The W. B. Davis Hosiery Mill (also known as the Alabama Builders' Hardware Manufacturing Company Complex) is a historic industrial complex in Fort Payne, Alabama, United States. It opened in 1884 in the midst of Fort Payne's economic boom, manufacturing building hardware and supplies. The main building, which features Colonial Revival details, is three stories tall, with 12-over-12 sash windows on each floor. An 85-foot (26-meter) chimney has a flared top and corbeled brick course, imitating a doric order column. By 1890, hopes that large quantities of iron ore and other minerals would be discovered in the Fort Payne district proved to be ill-founded. The ABHMC and seven of Fort Payne's other large manufacturers merged in an effort to remain in business, but they were unable to avoid bankruptcy.

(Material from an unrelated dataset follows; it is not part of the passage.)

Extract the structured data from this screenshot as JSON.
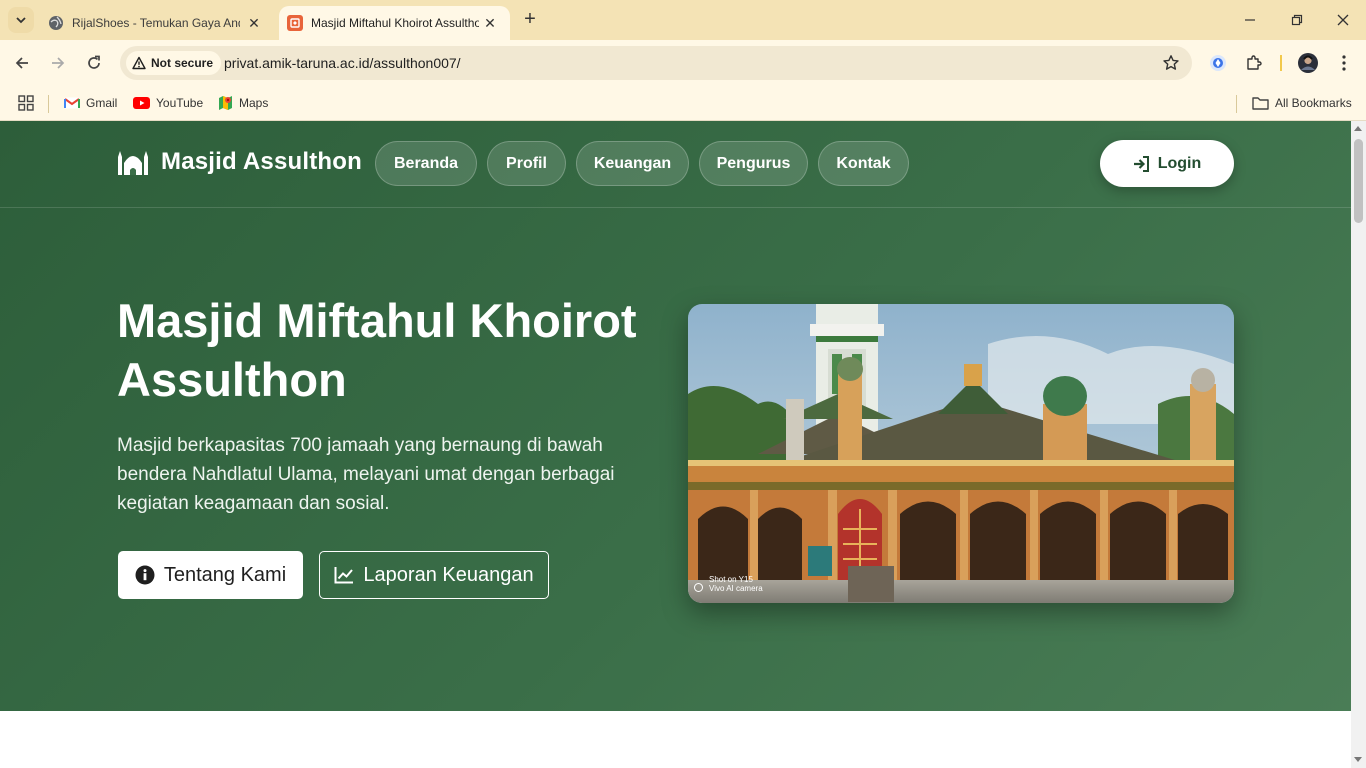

The mill building was purchased in 1909 by hosiery executive W. B. Davis, and converted it into a factory providing ribbing, knitting, and looping. The operation was soon expanded to include dyeing, shaping, and packaging, as it became the largest employer in Fort Payne and gave the town its nickname of the "Sock Capital of the World". The factory underwent a large expansion beginning in 1927, including a large wing off of the main building, a knitting building, an expanded boiler room, other storage buildings, and an annex across the street. In 1948 the company was sold, and in 1974 a new building was constructed adjacent with production moved out of the original building.

The complex was listed on the Alabama Register of Landmarks and Heritage in 1976 and the National Register of Historic Places in 1986. The Annex was added to the National Register listing in 1992.